Wednesday, January 2, 2008

Vietnam Part One: Advice to Future Travelers

Ok, I am going to make exactly 3 posts about Vietnam... exactly 3. This is Erin's list of advisory cautions... (note: not actually useful)

1. Safety
HCMC is very safe, if you can manage your entire trip without crossing a single road. But actually, it's not so bad... you just walk across the street while the 8 billion honking motorbikes try not to hit you... it's like a game! Plus, you never have to wait for a light to turn green. The REALLY dangerous part is when you come back to Tokyo, and you try to cross the street like this.

2. Massage
Only get massages at places that also offer manicures, waxing, facials and other spa treatments. Even then, you just might end up with a "happy ending" masseuse, which is a problem if you don't actually want a happy ending. You may find your self with a very angry young woman in a short skirt who is pissed because she had to spend the same amount of time as they would on a "happy ending" massage but they don't get the "happy ending" money. You endure the crappy massage anyway, cause you already paid the 6 dollars and try not to think of where her hands have been. When she finishes she may take out this "tip slip" and expected you to pay her the same amount she gets for happy ending. At this point, you would probably try to leave the room, but she blocks the door and steals your locker key! You make a desperate bolt for the door and she grabs you, next thing you know, you're forging down a hallway past several creepy men, dragging a vietnamese hooker behind you.

4. Avoid
Innoviet Travel. Their two catch-phrases are: "What Lonely Planet doesn't tell you, we do" and "Experience Vietnam with your 6 senses" now, A. everything they showed us was in lonely planet, and B. i did not see a single dead person, or bruce willis. (I had hoped that maybe I'd see John Malkovitch hiding in an outpost on the Mekong River, but later I realized that it was in fact Marlon Brando who played Kurtz in Apocalypse Now... and it was Cambodia) Anyway, their real catch phrase should be "We tell you repeatedly that Vietnam is very poor so you'll feel guilty about complaining about the quality of the tour... then we'll take your money... and spend it on happy endings" Also, they were really into sweeping generalizations about western people and vietnamese people, most of which didn't make any sense or have anything to do with what they were talking about.
Example:
me: wow, sour soup is really good. I'd like to make it at home, is there some sort of flavor packet or paste i can buy?
tour guide: no, sour soup only in vietnam.
me: yeah... but what about people who don't have time to spend 2 hours making soup? Isn't there some sort of an instant sour soup people can buy?
tg: no, vietnamese are not like western people, they aren't so hurry, they have time to make soup, they don't need instant soup.
me: .... ok....
(the next day we went to a supermarket... where there was an entire aisle of instant soup mixes... and bought about 20 sour soup flavor packs)

6 comments:

Funny With 2 E's said...

They were planning on giving you a happy ending, too? Next time, when they finish the massage part, go out in the street and get some guy who's not jumpy, bring him in and be like, "this guy wants the happy ending." then run.

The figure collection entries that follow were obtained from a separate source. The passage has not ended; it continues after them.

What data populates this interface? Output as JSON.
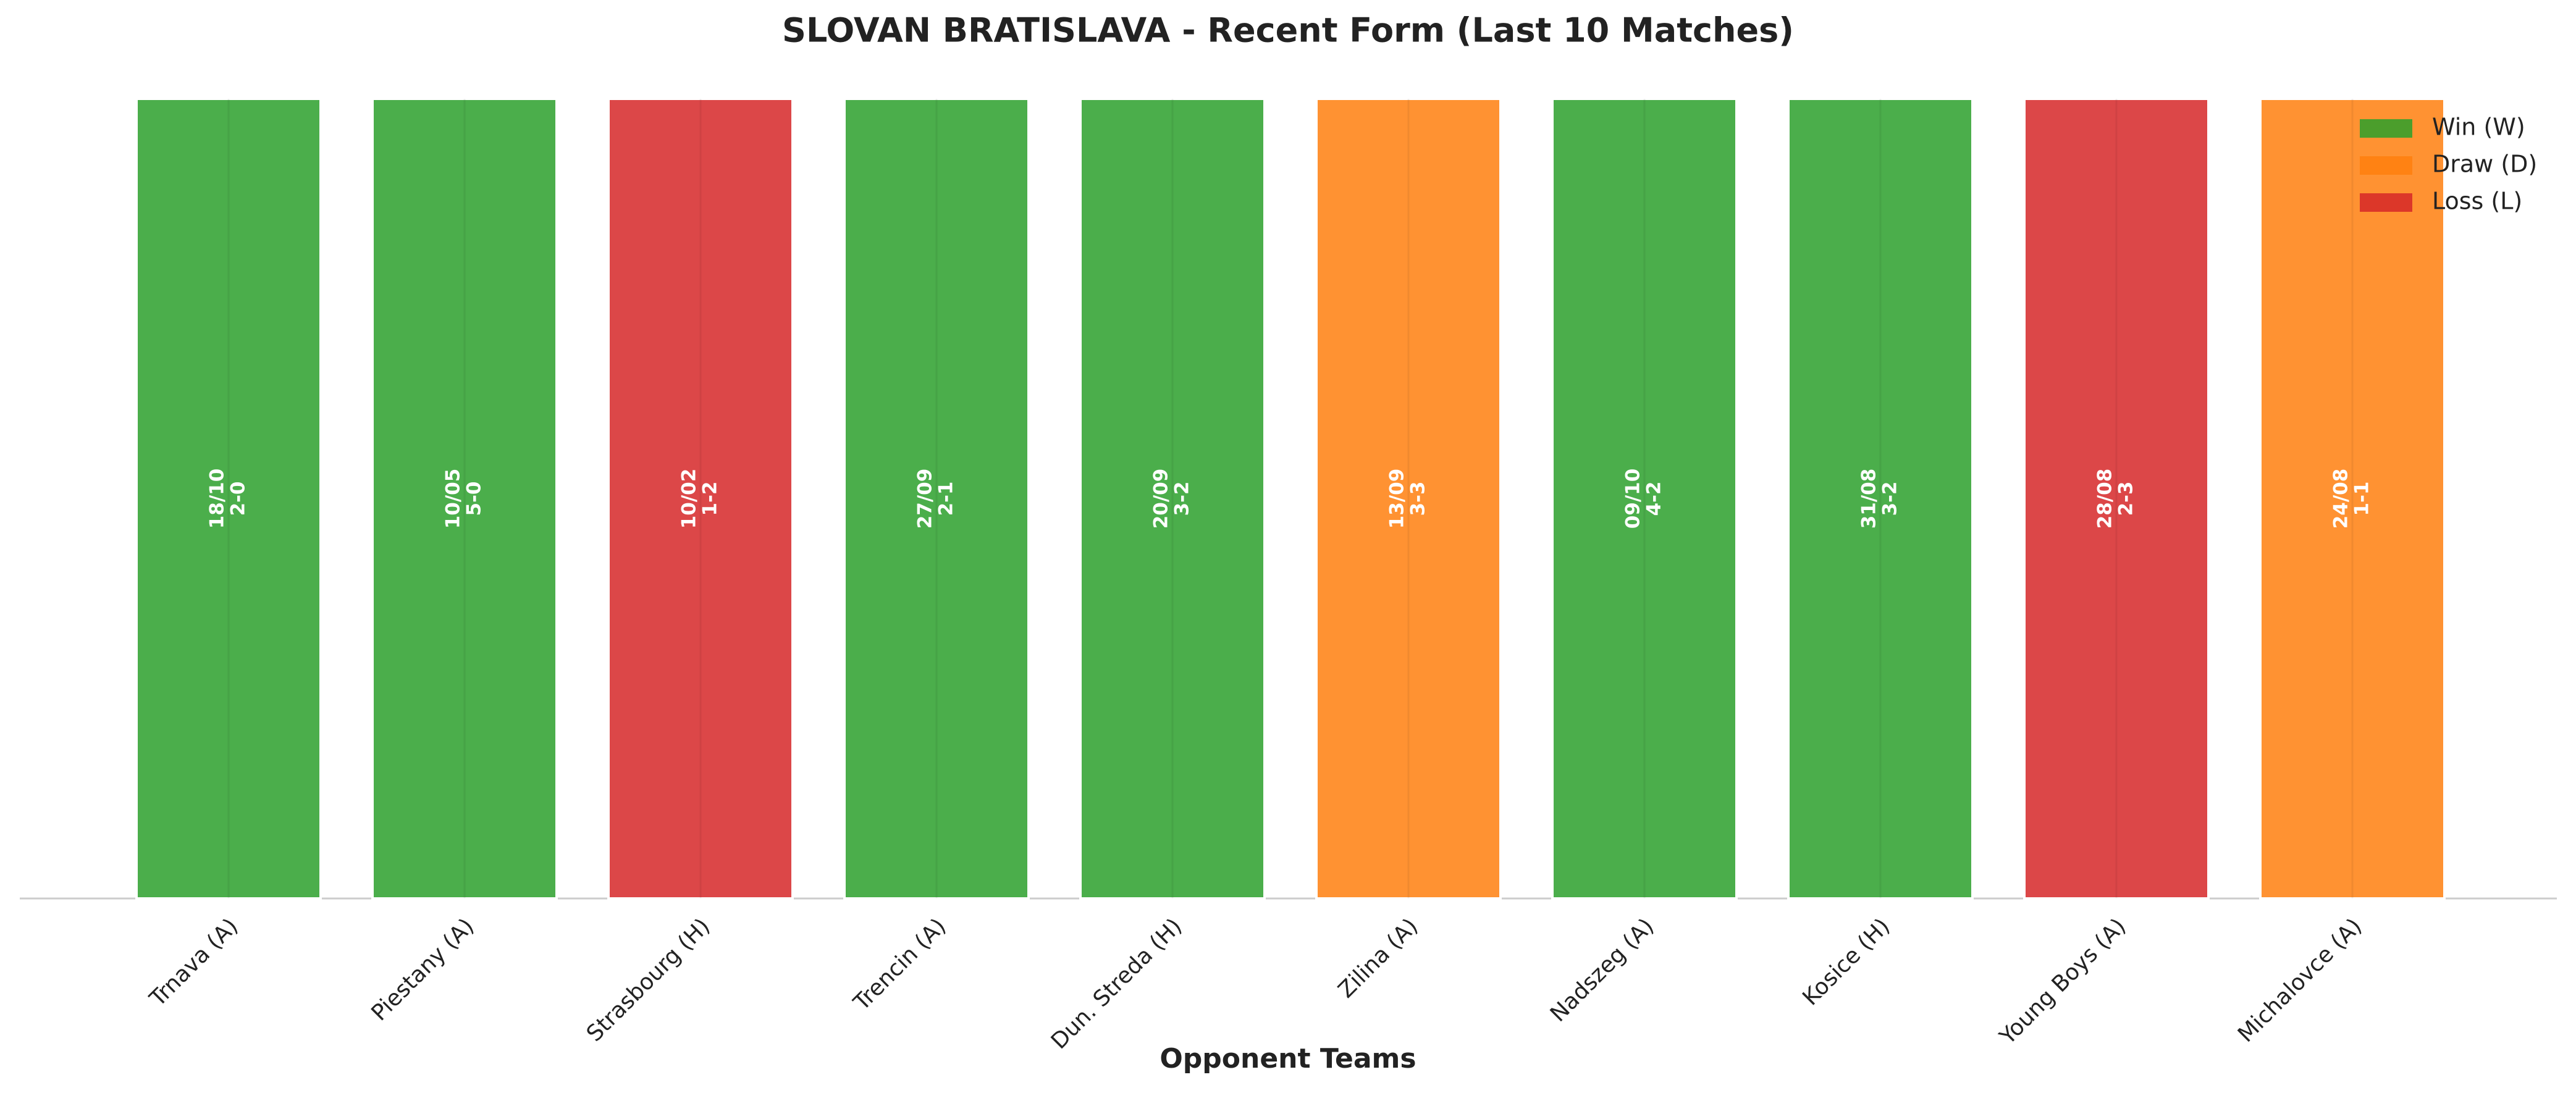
{
  "chart_data": {
    "type": "bar",
    "title": "SLOVAN BRATISLAVA - Recent Form (Last 10 Matches)",
    "x_label": "Opponent Teams",
    "categories": [
      "Trnava (A)",
      "Piestany (A)",
      "Strasbourg (H)",
      "Trencin (A)",
      "Dun. Streda (H)",
      "Zilina (A)",
      "Nadszeg (A)",
      "Kosice (H)",
      "Young Boys (A)",
      "Michalovce (A)"
    ],
    "values": [
      1,
      1,
      1,
      1,
      1,
      1,
      1,
      1,
      1,
      1
    ],
    "dates": [
      "18/10",
      "10/05",
      "10/02",
      "27/09",
      "20/09",
      "13/09",
      "09/10",
      "31/08",
      "28/08",
      "24/08"
    ],
    "scores": [
      "2-0",
      "5-0",
      "1-2",
      "2-1",
      "3-2",
      "3-3",
      "4-2",
      "3-2",
      "2-3",
      "1-1"
    ],
    "colors": [
      "#2ca02c",
      "#2ca02c",
      "#d62728",
      "#2ca02c",
      "#2ca02c",
      "#ff7f0e",
      "#2ca02c",
      "#2ca02c",
      "#d62728",
      "#ff7f0e"
    ],
    "legend": [
      {
        "name": "Win (W)",
        "color": "#2ca02c"
      },
      {
        "name": "Draw (D)",
        "color": "#ff7f0e"
      },
      {
        "name": "Loss (L)",
        "color": "#d62728"
      }
    ],
    "legend_position": "upper right",
    "ylim": [
      0,
      1
    ]
  }
}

When they told you there was no soup because vietnemese people are too good (bored?) to use instant soup, you could've gotten some hot water and poured it over your money in a bowl and then eaten it. "This is instant-soup American-style, punk."

Funny With 2 E's said...

oh damn! and i deleted the soup part cause i was worried it wasn't funny enough to compensate for the negativity (i'll put it back in)

Funny With 2 E's said...

oh no no no, it is very funny. never doubt that : )

Erin P said...

ah... well then, i will add this one:
et: are there any sheets? (because we were supposed to sleep on these really ratty matresses with no covers that had been already slept on by who knows how many people)
tg: no. vietnamese people don't use sheets. we sleep on the floor. westerners expect luxury.
et: no... i just want to not sleep on other people's sweat and dead skin...
tg: vietnamese people sleep on the floor.
et: but we saw lots of houses with beds and matresses today...
tg: no, you didn't. impossible!
et: yes, we did, we took photos. Plus we saw a huge matress shop in that little market.
tg: no
et: yes...
tg: well...then those were rich people.
et: no, we saw beds in the house of the people you said made 1 dollar per day.
tg: ......... you expect luxury.

Funny With 2 E's said...

right, they all sleep on the floor. Just the floor. No sheets, no blankets, no nothing. They don't even have traditional alternatives. In fact, they prefer the floor! Yes! Did you know that? No!

well, it's comforting to know that globalization has completely passed vietnam by.

Erin P said...

now the weird thing was, all of the staff said this kind of things, but NO ONE else during our entire trip said anything of the sort. My guess, they are trained to say this kind of thing... but why??